Kontrasnya perbedaan apa yang kita jalani dibandingkan dengan generasi orang tua kita, bahkan kakek nenek kita, akhirnya memberikan sebuah pertanyaan besar.
Kita bisa hidup lebih enak, apakah karena kita adalah orang yang lebih baik? Apakah karena kita bekerja lebih keras, lebih cerdas, lebih berpendidikan? Atau, karena kita adalah generasi mujur?
Menurutmu, gimana?
Sebelum kita menarik kesimpulan itu, mari kita melihat dulu apa yang terjadi di tempat lain. Di belahan negara Eropa, Amerika, negara-negara maju, hal yang sebaliknya terjadi pada generasi milenial di sana.
Kehidupan Generasi Milenial di Luar Negeri
Kalian pasti pernah kan mendengar generasi baby boomers? Generasi ini adalah generasi orang tua kita yang lahir setelah perang dunia kedua hingga tahun 1964.
Generasi baby boomers ini menjadi terkenal karena merupakan generasi yang lahir di era keemasan masyarakat Amerika. Masyarakat AS yang lahir sebagai generasi ini memiliki kehidupan yang makmur dan merata. Bisa jadi, perwujudan American Dream terefleksi dari apa yang dijalani oleh mereka yang termasuk dalam generasi ini.
Namun setelahnya, mimpi itu semakin memudar. Generasi baby boomers lengser dari usia produktif dan digantikan oleh generasi milenial.

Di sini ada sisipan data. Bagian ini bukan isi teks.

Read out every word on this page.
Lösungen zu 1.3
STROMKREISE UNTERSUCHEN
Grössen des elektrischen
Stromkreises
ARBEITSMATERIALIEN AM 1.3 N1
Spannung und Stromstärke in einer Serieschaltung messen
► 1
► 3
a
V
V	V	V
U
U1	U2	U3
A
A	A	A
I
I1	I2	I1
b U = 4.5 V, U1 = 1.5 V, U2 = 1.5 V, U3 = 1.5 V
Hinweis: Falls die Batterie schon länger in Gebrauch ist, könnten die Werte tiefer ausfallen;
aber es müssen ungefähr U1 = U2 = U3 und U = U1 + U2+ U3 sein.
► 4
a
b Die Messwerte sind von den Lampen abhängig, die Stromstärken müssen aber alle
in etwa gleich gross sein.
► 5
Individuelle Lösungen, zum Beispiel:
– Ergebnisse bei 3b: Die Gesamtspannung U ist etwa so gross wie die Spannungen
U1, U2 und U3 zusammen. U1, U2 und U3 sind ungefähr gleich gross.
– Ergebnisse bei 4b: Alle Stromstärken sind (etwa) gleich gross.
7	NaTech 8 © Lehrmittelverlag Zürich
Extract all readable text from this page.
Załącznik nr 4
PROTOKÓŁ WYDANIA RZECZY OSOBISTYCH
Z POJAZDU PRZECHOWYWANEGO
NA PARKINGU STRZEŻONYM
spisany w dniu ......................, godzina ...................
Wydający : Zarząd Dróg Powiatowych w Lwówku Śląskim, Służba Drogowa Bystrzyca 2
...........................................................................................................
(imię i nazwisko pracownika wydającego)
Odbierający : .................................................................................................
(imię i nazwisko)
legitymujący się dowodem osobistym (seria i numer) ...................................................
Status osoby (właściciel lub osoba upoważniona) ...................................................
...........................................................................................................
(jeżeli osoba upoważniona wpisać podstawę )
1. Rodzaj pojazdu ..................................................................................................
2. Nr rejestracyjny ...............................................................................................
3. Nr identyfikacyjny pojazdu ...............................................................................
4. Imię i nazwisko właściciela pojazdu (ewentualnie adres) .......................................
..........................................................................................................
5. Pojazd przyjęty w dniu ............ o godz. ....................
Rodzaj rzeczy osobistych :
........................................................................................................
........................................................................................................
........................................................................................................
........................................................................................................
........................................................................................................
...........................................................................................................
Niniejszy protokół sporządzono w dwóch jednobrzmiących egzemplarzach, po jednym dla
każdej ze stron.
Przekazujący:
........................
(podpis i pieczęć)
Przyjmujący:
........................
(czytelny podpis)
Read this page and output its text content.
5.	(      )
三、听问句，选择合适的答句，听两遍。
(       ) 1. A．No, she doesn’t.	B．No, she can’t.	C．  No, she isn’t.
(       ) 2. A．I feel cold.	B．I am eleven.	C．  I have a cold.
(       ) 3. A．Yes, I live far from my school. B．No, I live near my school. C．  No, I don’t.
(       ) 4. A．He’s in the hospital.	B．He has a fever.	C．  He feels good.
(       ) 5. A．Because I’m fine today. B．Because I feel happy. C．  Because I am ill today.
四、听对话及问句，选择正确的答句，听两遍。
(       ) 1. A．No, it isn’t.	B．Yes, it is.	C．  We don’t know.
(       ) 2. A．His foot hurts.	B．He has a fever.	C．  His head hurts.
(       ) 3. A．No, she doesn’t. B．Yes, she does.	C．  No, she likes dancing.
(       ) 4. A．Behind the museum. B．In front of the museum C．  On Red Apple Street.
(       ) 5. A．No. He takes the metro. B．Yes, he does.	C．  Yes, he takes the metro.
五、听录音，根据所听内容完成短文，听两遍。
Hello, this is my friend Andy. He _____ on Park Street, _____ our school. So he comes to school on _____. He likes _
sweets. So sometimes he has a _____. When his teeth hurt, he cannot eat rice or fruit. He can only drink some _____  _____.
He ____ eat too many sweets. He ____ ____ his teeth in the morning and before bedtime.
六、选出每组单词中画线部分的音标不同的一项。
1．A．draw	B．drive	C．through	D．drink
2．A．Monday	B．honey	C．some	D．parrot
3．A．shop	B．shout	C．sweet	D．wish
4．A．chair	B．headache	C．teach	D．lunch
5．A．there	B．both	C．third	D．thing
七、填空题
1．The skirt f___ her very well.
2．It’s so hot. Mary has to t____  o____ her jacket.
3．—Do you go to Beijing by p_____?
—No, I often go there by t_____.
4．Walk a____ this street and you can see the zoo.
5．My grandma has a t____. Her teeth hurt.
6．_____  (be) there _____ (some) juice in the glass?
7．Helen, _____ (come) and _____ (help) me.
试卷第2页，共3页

Berkebalikan dengan kondisi para baby boomers, generasi milenial di negara-negara maju justru lebih banyak yang mengalami kegagalan. Mereka menjadi orang yang relatif lebih “buruk” apabila dibandingkan dengan kehidupan orang tuanya saat seusia mereka.
Eits, tapi, jangan keliru karena melihat bagaimana hebatnya anak-anak muda di Silicon Valley, ataupun yang bekerja di Wall Street ya. Di sini, kita berbicara tentang generasi milenial yang berada di main street. Mereka yang merupakan mayoritas, bukan segelintir anak-anak jebolan Ivy League yang memiliki masa depan super cerah.
Terjerat Student Loan
Faktanya, anak-anak generasi milenial di negara-negara maju seperti AS, saat ini, menghadapi tantangan akan biaya kuliah yang sangat mahal. Bahkan tak sedikit loh yang terjerat utang untuk membiayai kuliah, yang dikenal dengan istilah student loan. Kasus college debt di Amerika Serikat yang sudah mencapai hampir USD 2 triliun, atau sekitar USD 39 ribu setiap orangnya. Hal inilah yang disebut-sebut bagaikan bom waktu.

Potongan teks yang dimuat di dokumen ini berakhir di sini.